Secondo l’ultimo sondaggio di Nando Pagnoncelli, pubblicato dal Corriere della Sera, il 62% degli italiani promuove le strategie anti-coronavirus decise dal governo. Ed è favorevole anche un elettore di centrodestra su 2, nonostante che i leader dei tre partiti all’opposizione protestino perché ritengono ancora troppo blande le misure per rilanciare l’economia e contenere la diffusione del morbo. Salvini, Meloni e Tajani non smetteranno di lamentarsi, e dal loro punto di vista fanno bene. Perché, in pratica, l’operato del governo è stato in qualche modo dettato dal centrodestra, o meglio dai governatori delle Regioni del Nord che avevano il polso vivo della situazione sanitaria e imploravano Roma di intervenire con crescente severità.
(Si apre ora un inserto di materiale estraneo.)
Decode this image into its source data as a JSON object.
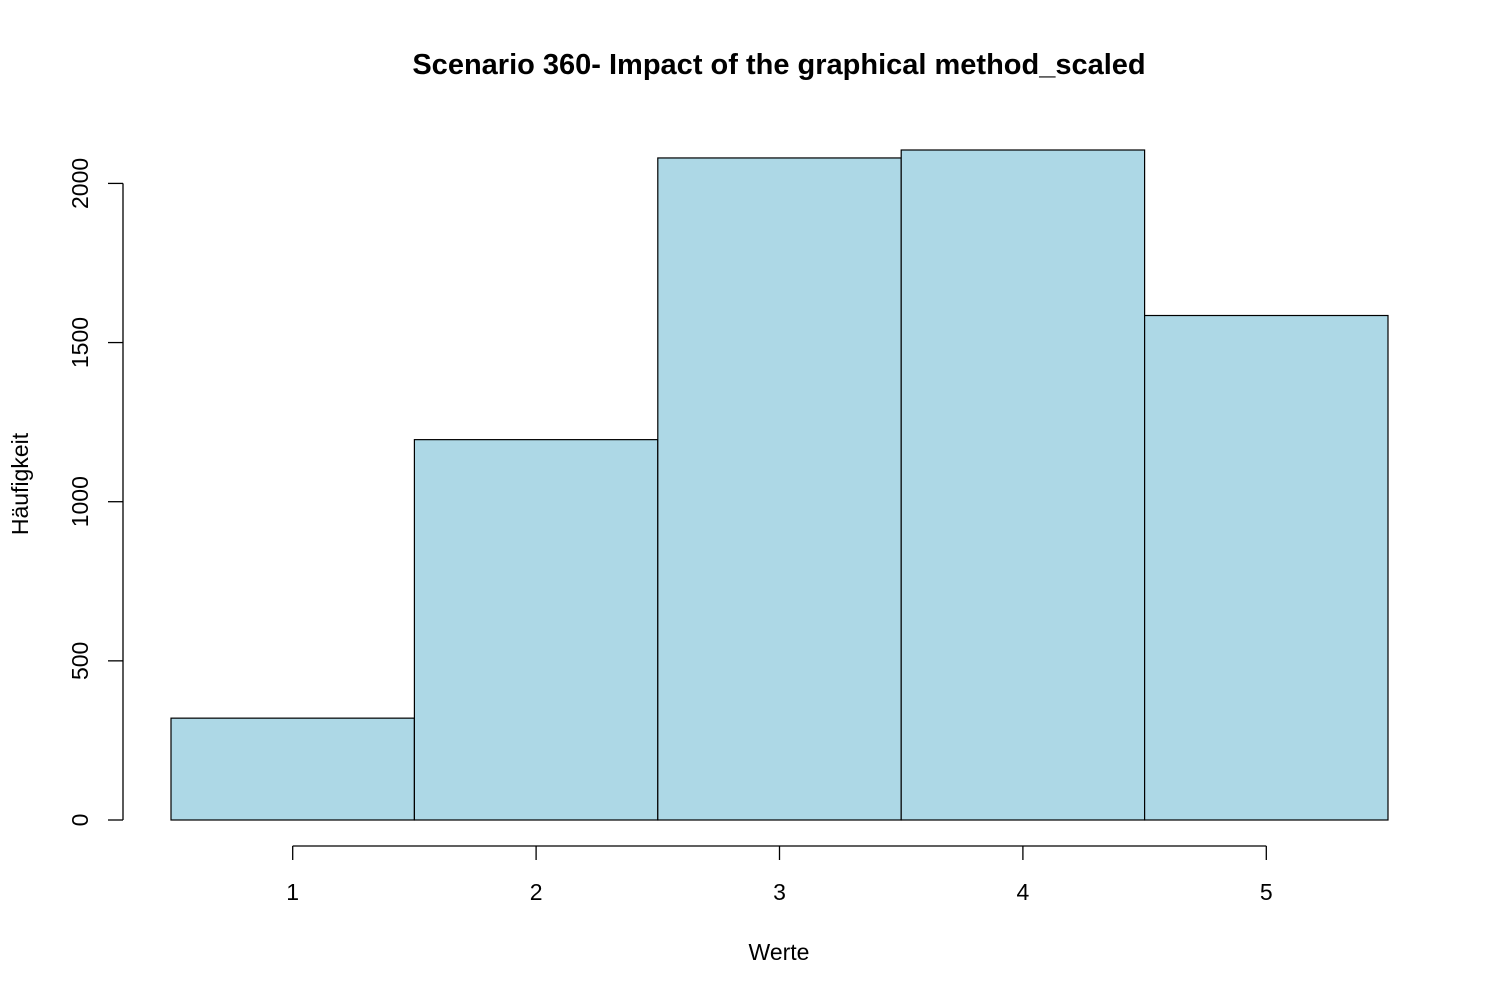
{
  "chart_data": {
    "type": "bar",
    "title": "Scenario 360- Impact of the graphical method_scaled",
    "xlabel": "Werte",
    "ylabel": "Häufigkeit",
    "categories": [
      "1",
      "2",
      "3",
      "4",
      "5"
    ],
    "x": [
      1,
      2,
      3,
      4,
      5
    ],
    "values": [
      320,
      1195,
      2080,
      2105,
      1585
    ],
    "xlim": [
      0.5,
      5.5
    ],
    "ylim": [
      0,
      2105
    ],
    "y_ticks": [
      0,
      500,
      1000,
      1500,
      2000
    ],
    "x_ticks": [
      1,
      2,
      3,
      4,
      5
    ],
    "bar_color": "#add8e6",
    "grid": false,
    "legend": "none"
  }
}
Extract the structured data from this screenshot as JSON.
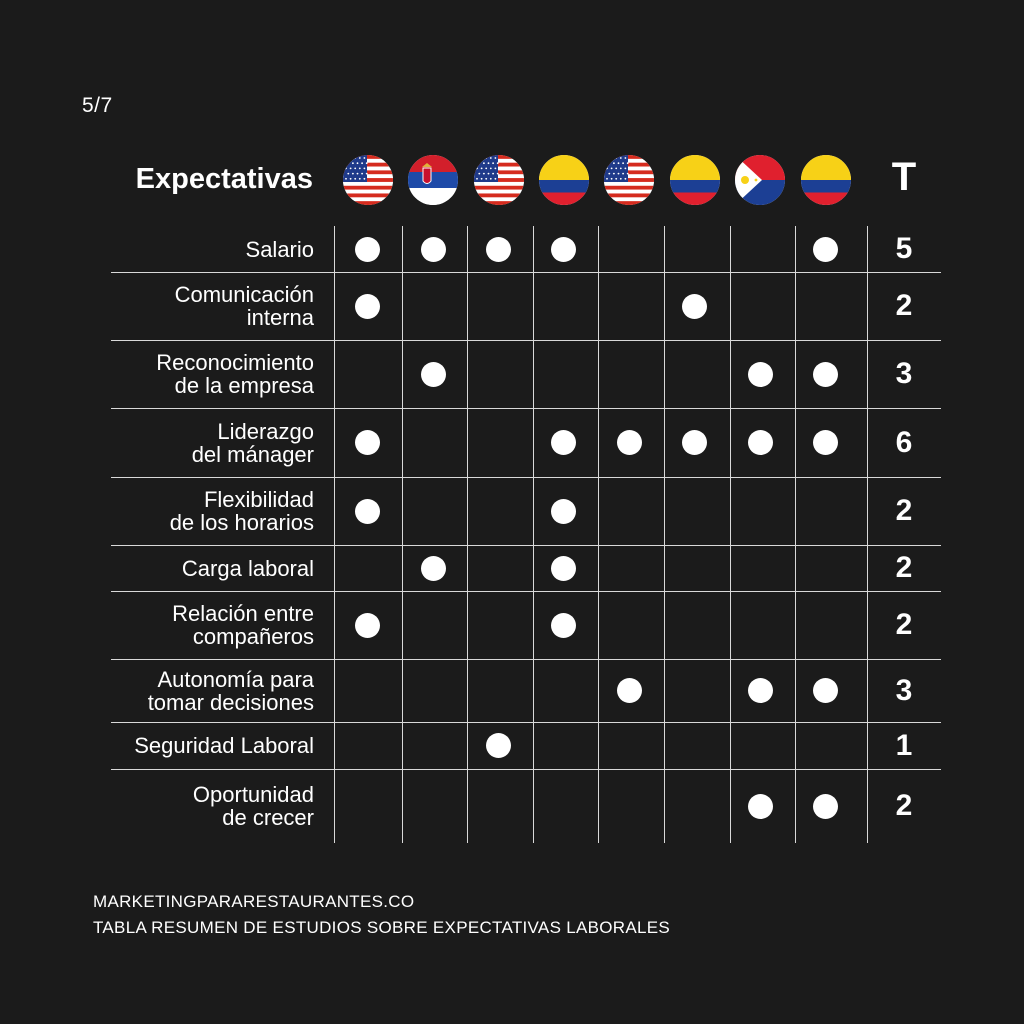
{
  "page_number": "5/7",
  "footer": {
    "site": "MARKETINGPARARESTAURANTES.CO",
    "caption": "TABLA RESUMEN DE ESTUDIOS SOBRE EXPECTATIVAS LABORALES"
  },
  "colors": {
    "background": "#1b1b1b",
    "foreground": "#ffffff",
    "grid": "#d9d9d9"
  },
  "chart_data": {
    "type": "table",
    "title": "Expectativas",
    "total_label": "T",
    "columns": [
      {
        "flag": "usa-flag-icon"
      },
      {
        "flag": "serbia-flag-icon"
      },
      {
        "flag": "usa-flag-icon"
      },
      {
        "flag": "colombia-flag-icon"
      },
      {
        "flag": "usa-flag-icon"
      },
      {
        "flag": "colombia-flag-icon"
      },
      {
        "flag": "philippines-flag-icon"
      },
      {
        "flag": "colombia-flag-icon"
      }
    ],
    "rows": [
      {
        "label": "Salario",
        "marks": [
          1,
          1,
          1,
          1,
          0,
          0,
          0,
          1
        ],
        "total": "5"
      },
      {
        "label": "Comunicación\ninterna",
        "marks": [
          1,
          0,
          0,
          0,
          0,
          1,
          0,
          0
        ],
        "total": "2"
      },
      {
        "label": "Reconocimiento\nde la empresa",
        "marks": [
          0,
          1,
          0,
          0,
          0,
          0,
          1,
          1
        ],
        "total": "3"
      },
      {
        "label": "Liderazgo\ndel mánager",
        "marks": [
          1,
          0,
          0,
          1,
          1,
          1,
          1,
          1
        ],
        "total": "6"
      },
      {
        "label": "Flexibilidad\nde los horarios",
        "marks": [
          1,
          0,
          0,
          1,
          0,
          0,
          0,
          0
        ],
        "total": "2"
      },
      {
        "label": "Carga laboral",
        "marks": [
          0,
          1,
          0,
          1,
          0,
          0,
          0,
          0
        ],
        "total": "2"
      },
      {
        "label": "Relación entre\ncompañeros",
        "marks": [
          1,
          0,
          0,
          1,
          0,
          0,
          0,
          0
        ],
        "total": "2"
      },
      {
        "label": "Autonomía para\ntomar decisiones",
        "marks": [
          0,
          0,
          0,
          0,
          1,
          0,
          1,
          1
        ],
        "total": "3"
      },
      {
        "label": "Seguridad Laboral",
        "marks": [
          0,
          0,
          1,
          0,
          0,
          0,
          0,
          0
        ],
        "total": "1"
      },
      {
        "label": "Oportunidad\nde crecer",
        "marks": [
          0,
          0,
          0,
          0,
          0,
          0,
          1,
          1
        ],
        "total": "2"
      }
    ]
  }
}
Attilio Fontana, dal nuovo Pirellone della Regione Lombardia, giorno dopo giorno ha dettato la linea chiedendo chiusure, controlli, mano ferma con i trasgressori, iniezioni di personale e di risorse per le strutture sanitarie mai così messe alla prova. E lo ha fatto anche invocando quello spirito unitario la cui mancanza è stata tante volte rimproverata alla Lega: difendiamo la sanità lombarda perché così tuteliamo anche quella del Sud, ha detto Fontana.
È un centrodestra più propositivo quello che sta cercando di prendere forma in queste settimane di emergenza, meno legato a rivendicazioni polemiche e più teso a proporre una collaborazione. Del resto, è anche una necessità interna: non si può più impostare una proposta politica soltanto sul controllo degli sbarchi e sulla chiusura dei porti, quando ora sono gli altri Stati, a noi confinanti, a sbarrare perfino i confini di terra. Non si potrà neppure più parlare di quota 100 o di flat tax, quando la mancanza di personale medico specializzato imporrà di prolungare i tempi di lavoro per non perdere professionalità preziose, mentre le tasse devono servire a non ridurre ulteriormente i livelli di assistenza sanitaria che oggi mostrano di essere al limite.
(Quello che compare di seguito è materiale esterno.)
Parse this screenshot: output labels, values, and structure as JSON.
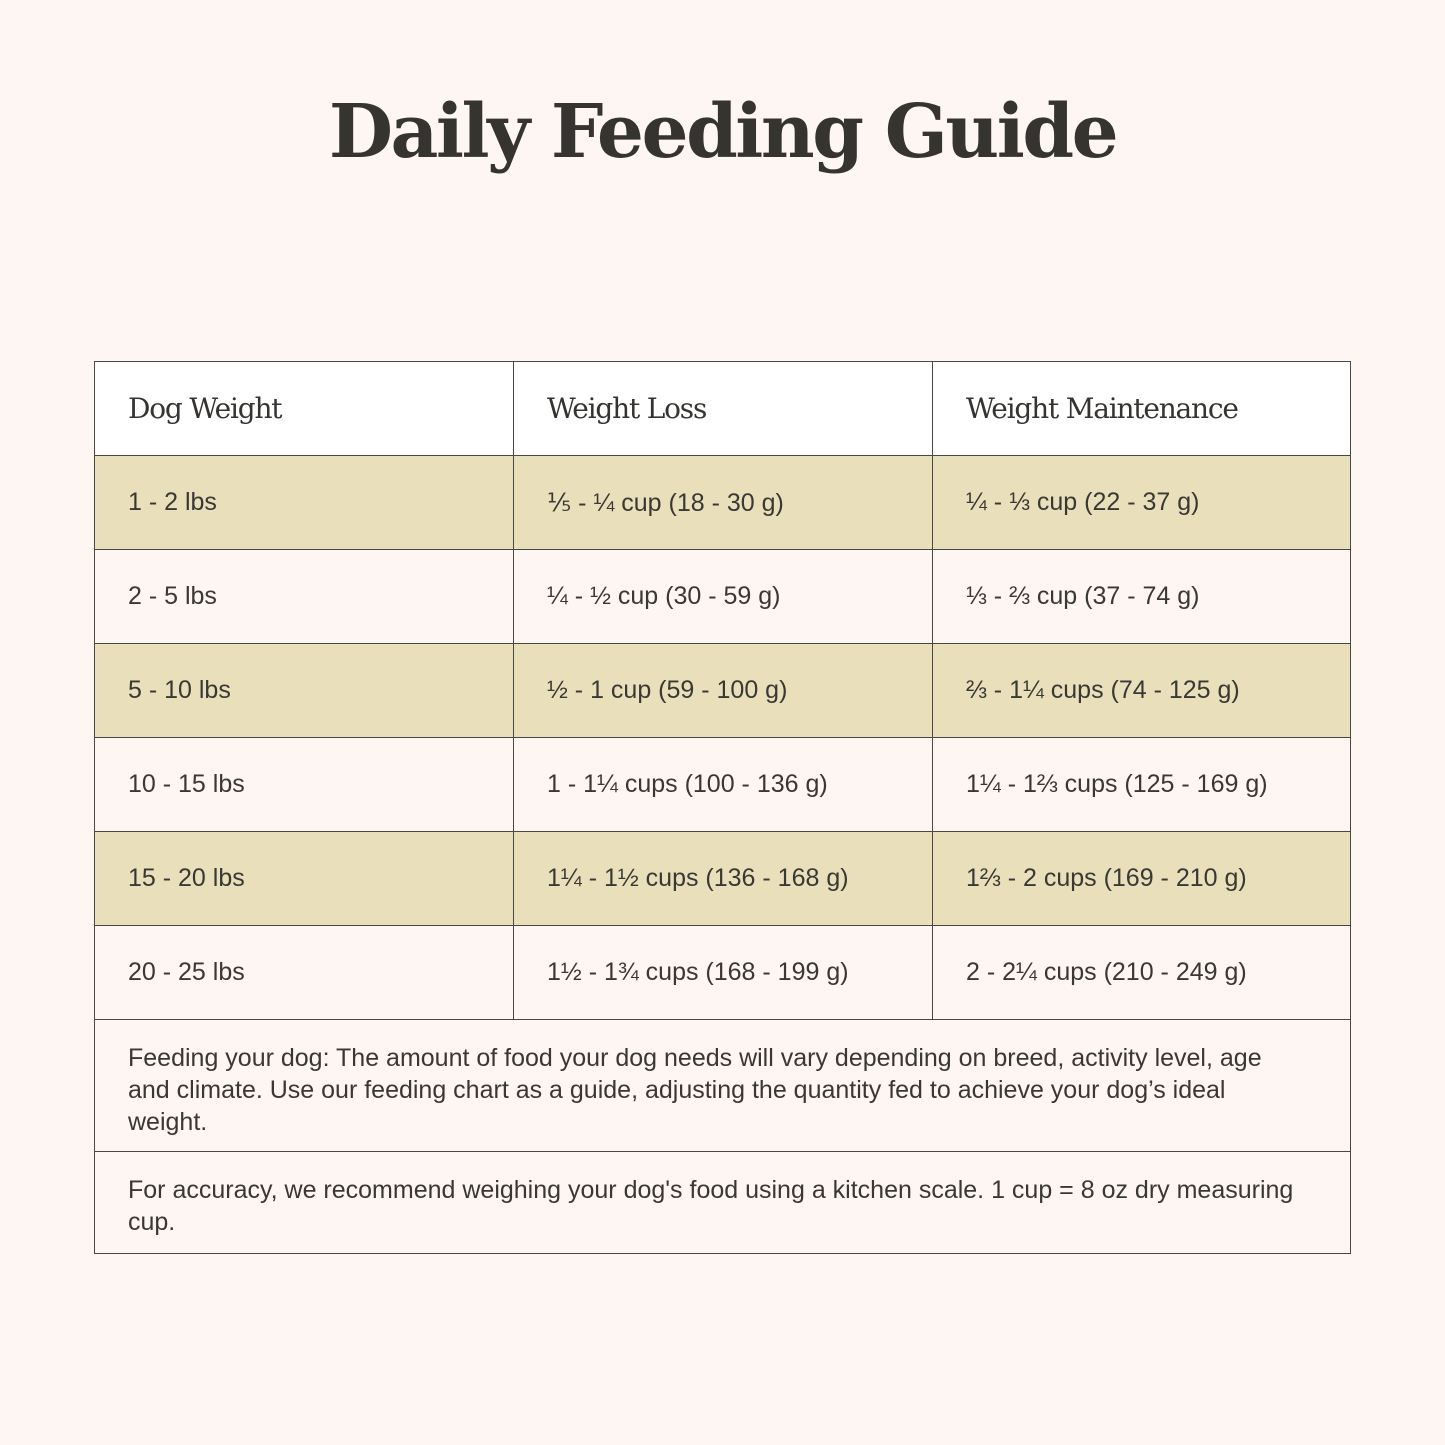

Di fatto, la linea Fontana è diventata prima la linea Salvini e poi la linea Conte; non solo per le misure di sicurezza e igiene pubblica adottate, ma anche per la quantità di risorse stanziate dal governo. Certo progressismo ha dovuto rimettere nelle casse le magliette, gli slogan e le manifestazioni contro un razzismo inesistente. E c’è stato anche un riavvicinamento imprevedibile con il Quirinale, che la “gaffe” di Christine Lagarde ha finito per suggellare. La nota del presidente Mattarella dell’altro giorno, dura nei toni e nei rapidi tempi di intervento, è stata una fortissima reprimenda nei confronti dell’Unione Europea, che infatti dopo 24 ore è stata costretta a fare retromarcia.
Non che il Colle si sia iscritto al partito dell’Italexit, ma la sua esternazione ha reso evidenti i limiti di questa Unione, mai così in difficoltà a esprimere solidarietà ai Paesi che si trovano in situazioni difficili. La convergenza tra centrodestra e Quirinale non è stata né cercata né voluta, semplicemente è accaduta attorno a una circostanza occasionale. Ma non per questo è meno reale. E potrebbe giovarsene lo stesso Conte.